The traditional path was 8 to 12 weeks of analyst interviews (with SMEs who no longer worked at the company), schema reverse engineering, and manual business logic documentation. The business integration timeline was at risk.
Approach
3XDE deployed the Metadata Intelligence and Reverse Engineer accelerators against the 8 MySQL databases under read-only access.

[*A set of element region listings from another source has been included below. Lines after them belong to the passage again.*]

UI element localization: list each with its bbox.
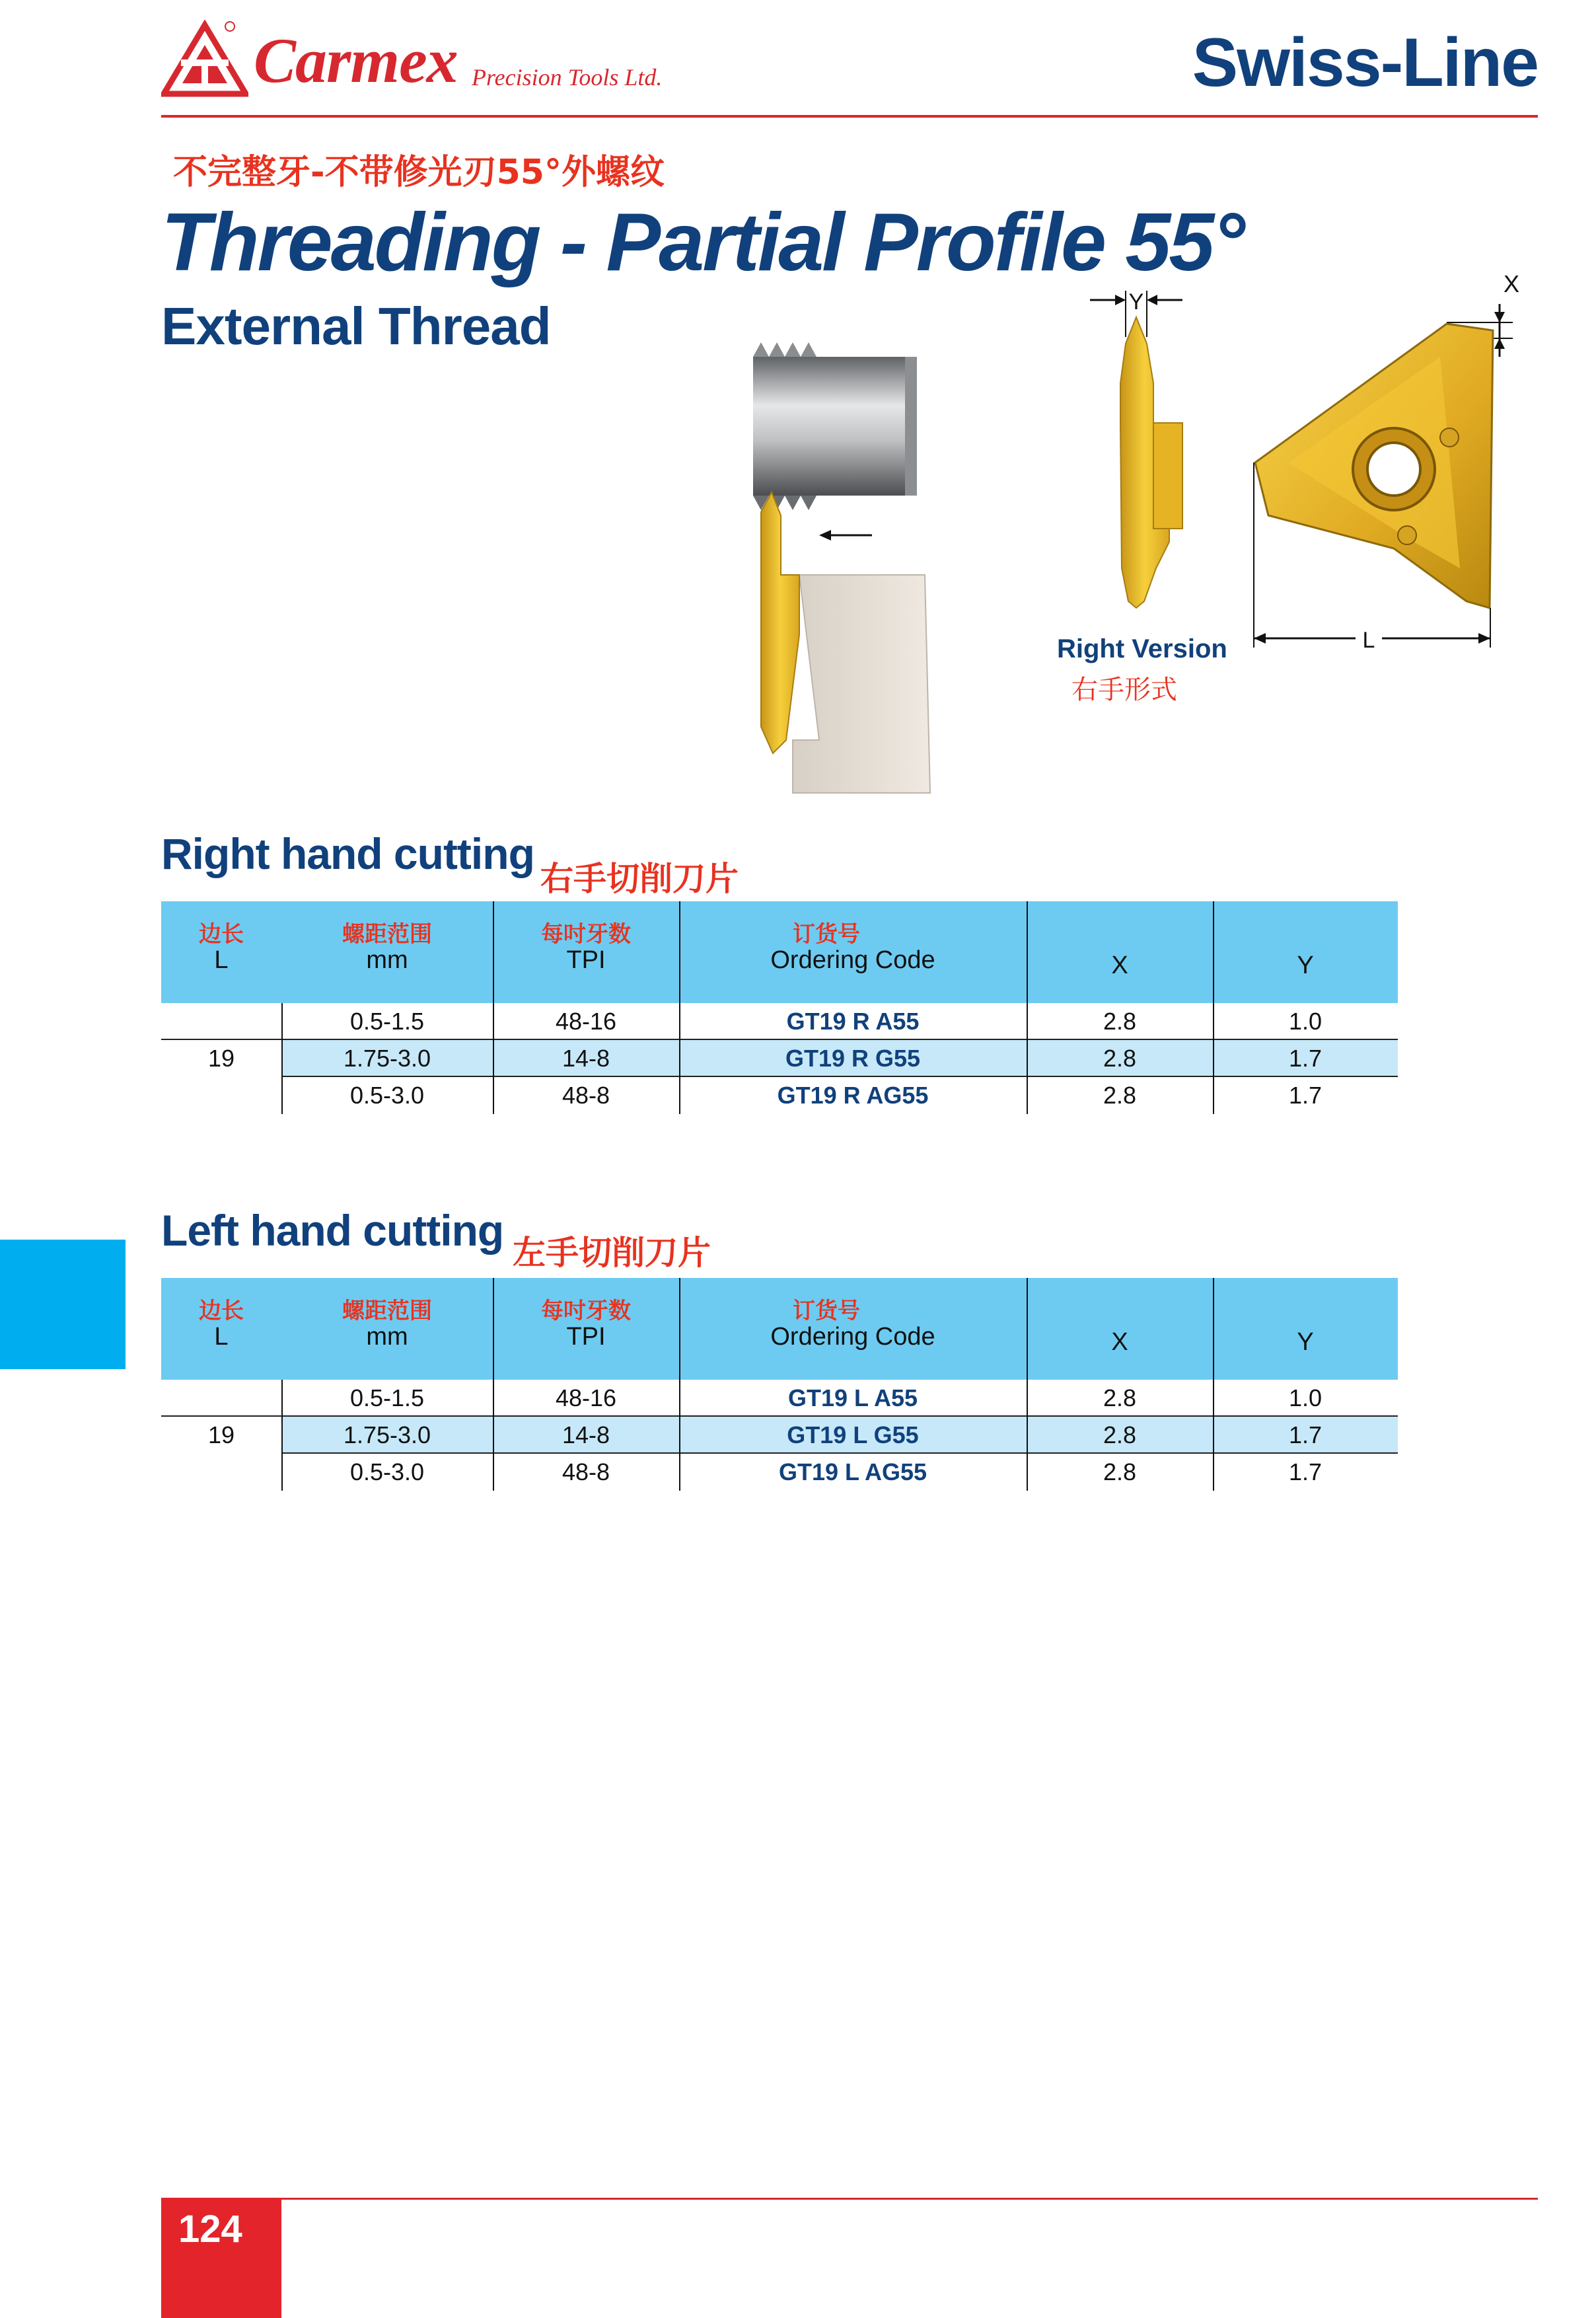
col-x: X bbox=[1111, 1328, 1128, 1356]
table-header bbox=[161, 1278, 1398, 1380]
page-title-cn: 不完整牙-不带修光刃55°外螺纹 bbox=[173, 153, 665, 192]
col-y: Y bbox=[1297, 952, 1314, 979]
table-row: 0.5-1.5 48-16 GT19 R A55 2.8 1.0 bbox=[161, 1003, 1398, 1040]
header-divider bbox=[161, 115, 1538, 118]
right-version-label: Right Version bbox=[1057, 634, 1227, 663]
right-version-label-cn: 右手形式 bbox=[1071, 675, 1177, 705]
section-side-tab bbox=[0, 1240, 126, 1369]
left-hand-heading: Left hand cutting bbox=[161, 1206, 504, 1255]
col-y: Y bbox=[1297, 1328, 1314, 1356]
col-mm: 螺距范围 mm bbox=[342, 921, 432, 974]
right-hand-heading-cn: 右手切削刀片 bbox=[540, 860, 739, 898]
page-number: 124 bbox=[178, 2208, 242, 2251]
table-row: 0.5-3.0 48-8 GT19 L AG55 2.8 1.7 bbox=[349, 1458, 1323, 1485]
col-ordering-code: 订货号 Ordering Code bbox=[770, 921, 935, 974]
right-hand-table bbox=[161, 901, 1398, 1114]
col-l: 边长 L bbox=[199, 1298, 244, 1351]
left-hand-table bbox=[161, 1278, 1398, 1491]
table-row: 0.5-3.0 48-8 GT19 R AG55 2.8 1.7 bbox=[349, 1082, 1323, 1109]
brand-name: Carmex bbox=[254, 25, 458, 96]
table-cell-l: 19 bbox=[161, 1040, 281, 1077]
col-x: X bbox=[1111, 952, 1128, 979]
table-body bbox=[161, 1380, 1398, 1491]
col-mm: 螺距范围 mm bbox=[342, 1298, 432, 1351]
insert-side-view bbox=[1070, 291, 1202, 621]
brand-subtitle: Precision Tools Ltd. bbox=[472, 64, 663, 91]
right-hand-heading: Right hand cutting bbox=[161, 829, 534, 878]
col-l: 边长 L bbox=[199, 921, 244, 974]
threading-setup-illustration bbox=[720, 264, 938, 806]
section-label: Swiss-Line bbox=[1192, 24, 1538, 101]
carmex-logo bbox=[161, 12, 663, 98]
dimension-l-label: L bbox=[1362, 628, 1375, 653]
page-title: Threading - Partial Profile 55° bbox=[161, 197, 1243, 288]
dimension-y-label: Y bbox=[1128, 291, 1144, 315]
table-cell-l: 19 bbox=[161, 1417, 281, 1454]
table-body bbox=[161, 1003, 1398, 1114]
table-row: 0.5-1.5 48-16 GT19 L A55 2.8 1.0 bbox=[161, 1380, 1398, 1417]
col-tpi: 每吋牙数 TPI bbox=[541, 1298, 631, 1351]
page-subtitle: External Thread bbox=[161, 297, 551, 355]
carmex-logo-icon bbox=[161, 20, 248, 98]
dimension-x-label: X bbox=[1503, 270, 1519, 297]
insert-top-view bbox=[1242, 264, 1519, 674]
col-tpi: 每吋牙数 TPI bbox=[541, 921, 631, 974]
table-row: 1.75-3.0 14-8 GT19 L G55 2.8 1.7 bbox=[161, 1417, 1398, 1454]
table-row: 1.75-3.0 14-8 GT19 R G55 2.8 1.7 bbox=[161, 1040, 1398, 1077]
footer-divider bbox=[161, 2198, 1538, 2200]
left-hand-heading-cn: 左手切削刀片 bbox=[513, 1234, 711, 1272]
table-header bbox=[161, 901, 1398, 1003]
col-ordering-code: 订货号 Ordering Code bbox=[770, 1298, 935, 1351]
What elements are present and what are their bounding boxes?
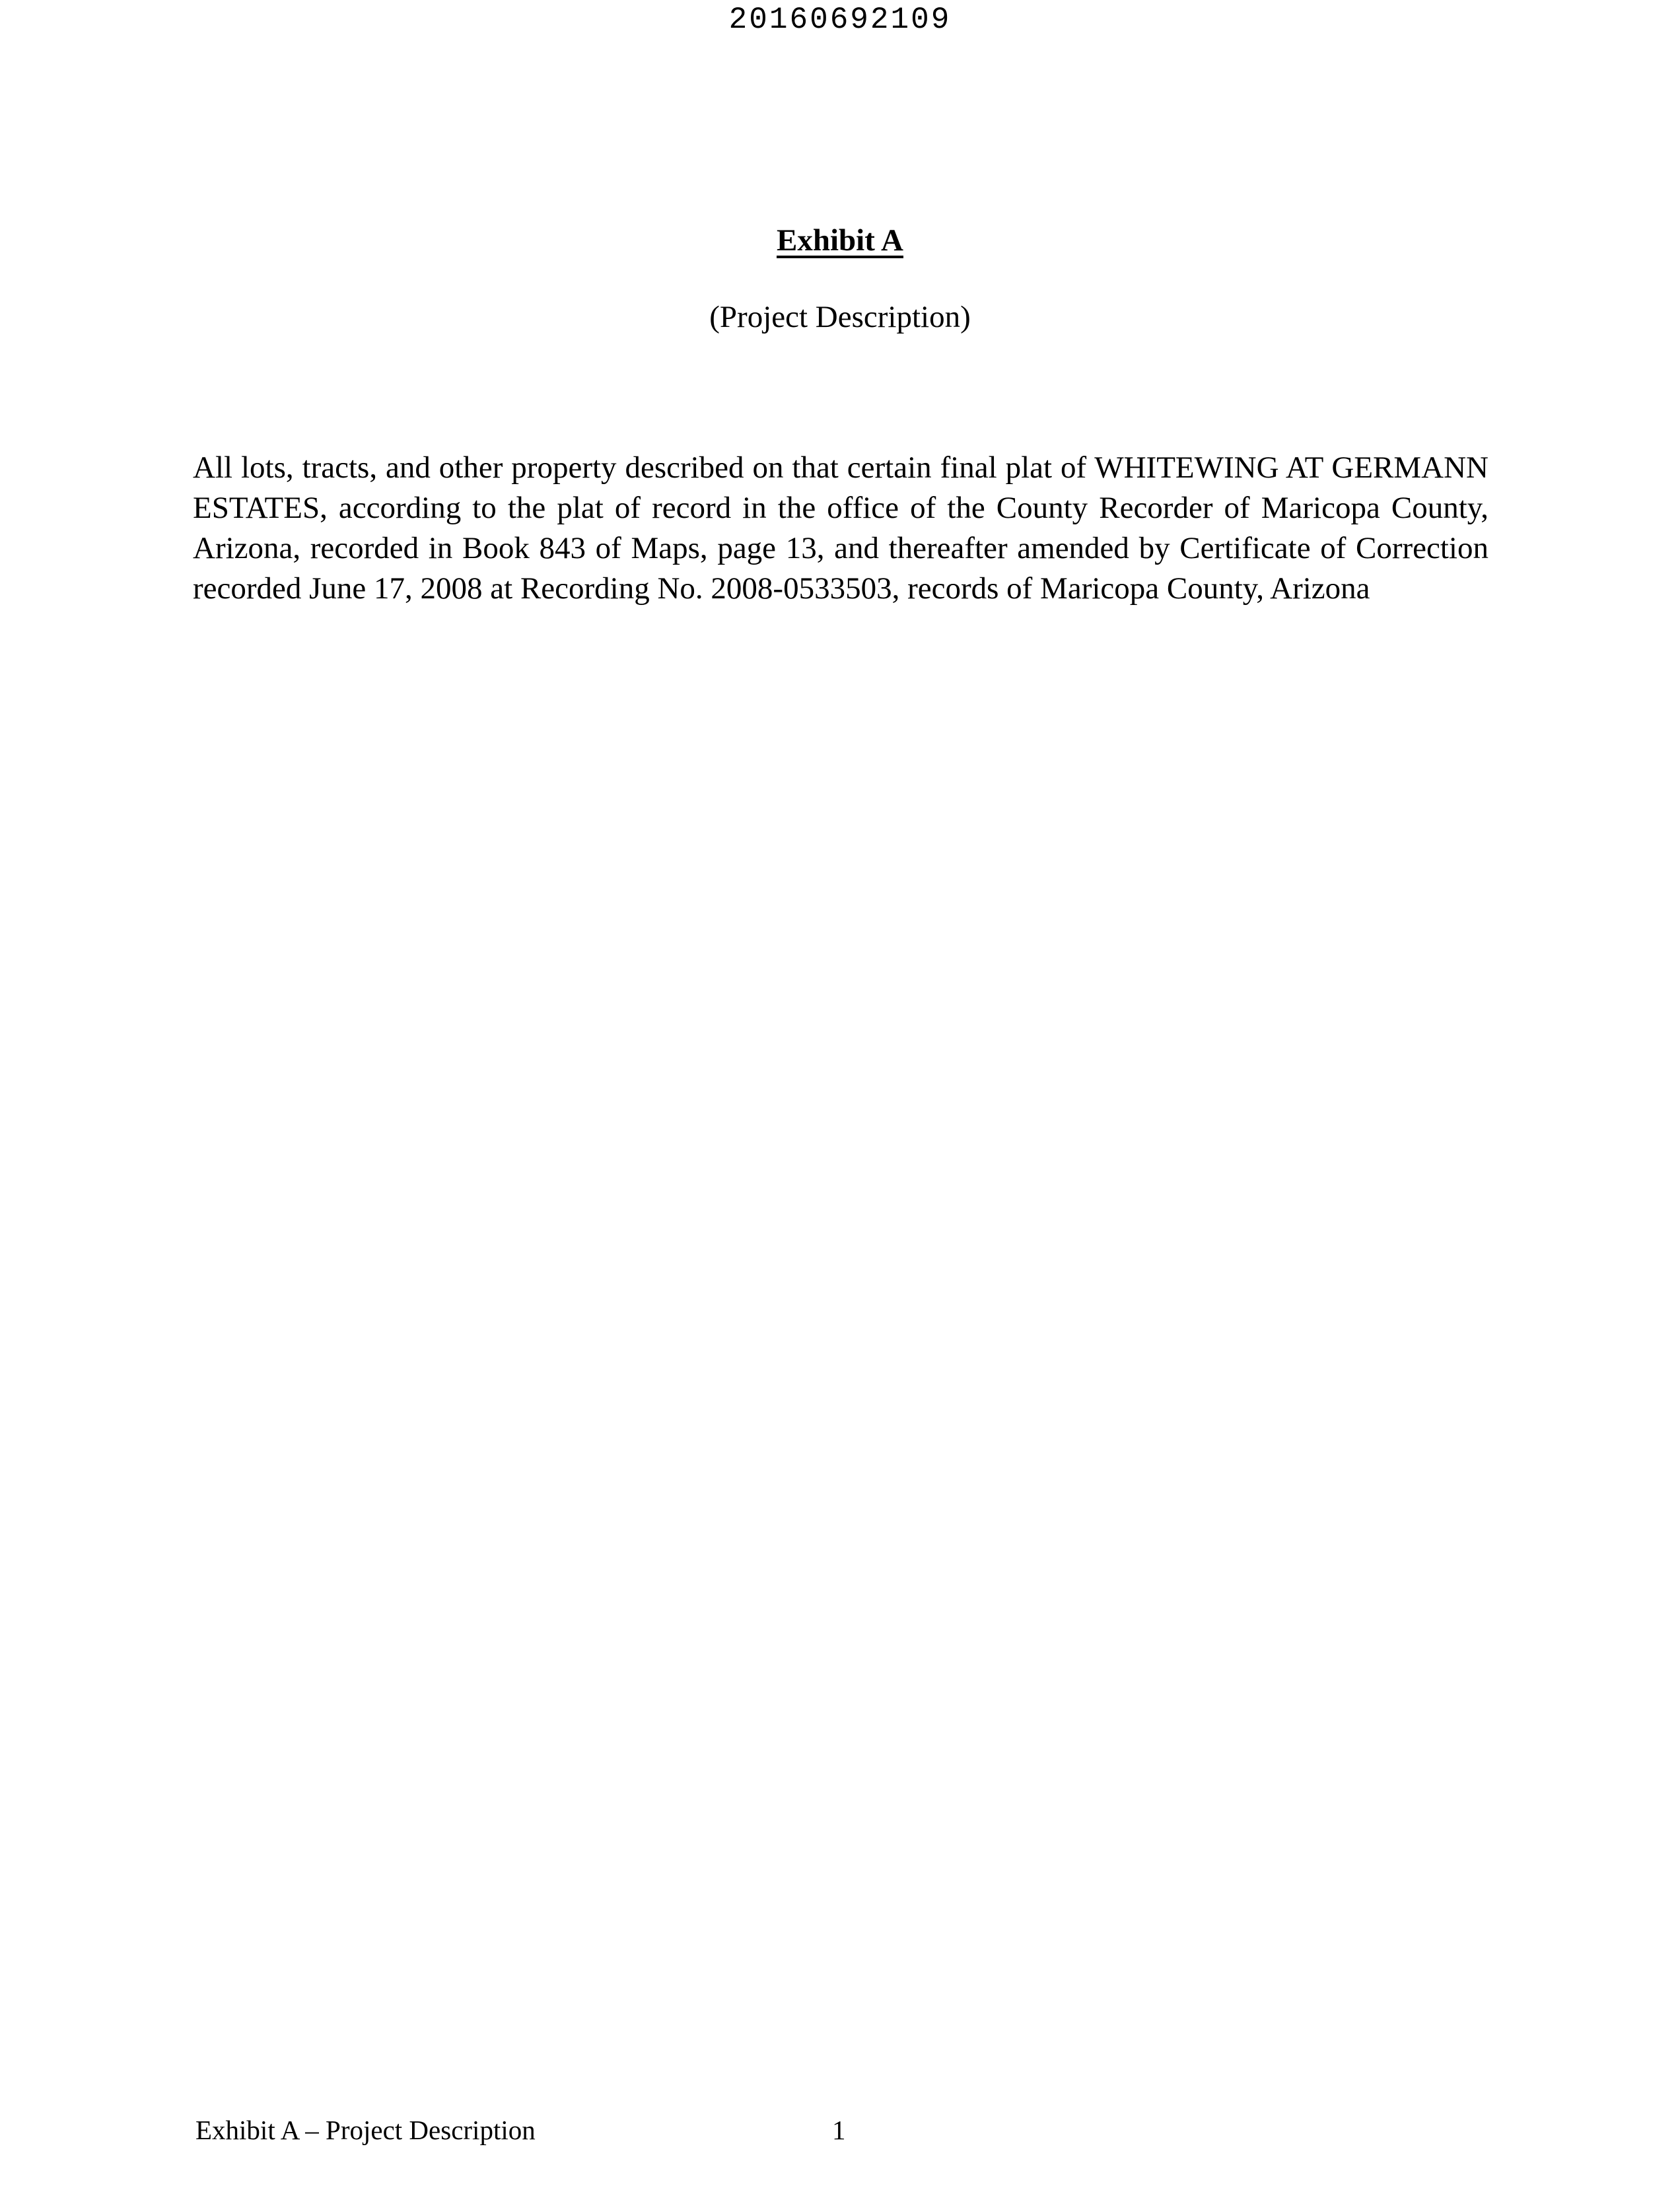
footer-page-number: 1	[832, 2115, 846, 2145]
exhibit-subtitle: (Project Description)	[709, 300, 971, 334]
exhibit-title: Exhibit A	[777, 223, 903, 258]
footer-label: Exhibit A – Project Description	[195, 2115, 536, 2145]
project-description-paragraph: All lots, tracts, and other property described on that certain final plat of WHITEWING AT GERMANN ESTATES, according to the plat of record in the office of the County Recorder of Maricopa County, Arizona, recorded in Book 843 of Maps, page 13, and thereafter amended by Certificate of Correction recorded June 17, 2008 at Recording No. 2008-0533503, records of Maricopa County, Arizona	[193, 450, 1488, 606]
document-number: 20160692109	[728, 3, 952, 37]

Five capabilities ran in sequence.
- Rapid automated discovery connecting directly to all 8 MySQL databases and extracting schema metadata, data samples, and relationship patterns
- AI-powered semantic inference analyzing table names, column names, data types, and data patterns to generate business context
- Comprehensive metadata catalog including object-level documentation, constraints, relationships, and sample values
- Intelligent domain classification grouping tables and columns into business domains using graph-based reasoning
- KPI and analytics insights identifying candidate metrics and analytical use cases based on data structure and content
Every output was reviewed by a senior architect before delivery.
Implementation
Day 1
Configured read-only connections to all 8 MySQL databases. Validated access. Defined scope. Initiated automated metadata extraction.
Day 2
Metadata Intelligence accelerator processed 1,600 tables and 24,000 plus columns. Performed semantic inference on table names and column data. Generated business context. Built cross-database relationship maps automatically.
Day 3
Delivered the comprehensive Modernization Canvas with complete data dictionary, domain classifications, lineage maps, and initial findings. Conducted a review session with the client's data team. The team requested additional KPI analysis; the accelerator reprocessed with extended parameters and delivered the additional output within 2 hours.
Days 4 to 5
Final handover. Metadata catalog exports in Excel, JSON, SQL, and HTML formats. Trained the client team to navigate and update the canvas. Enabled self-service metadata queries for ongoing use.
Results
- Complete metadata catalog delivered in 3 business days against the 8 to 12 week manual estimate
- 1,600 tables and 24,000 plus columns documented with object-level granularity
- Data domain analysis and 50 plus candidate KPIs delivered within hours of request
- BigQuery target architecture design unblocked and proceeded on schedule
- Traditional discovery effort of 4+ analysts for 8 to 12 weeks replaced with a fixed-scope 5-day engagement
- Migration planning compressed by approximately 10 weeks
- Permanent metadata asset retained by the team for ongoing data management
- Zero dependency on departed SMEs
What this means for you
This pattern applies to any post-acquisition data integration, undocumented legacy estate, or pre-migration discovery where the SMEs are unavailable. The fixed-scope engagement produces a permanent metadata asset your team continues to use after the migration completes.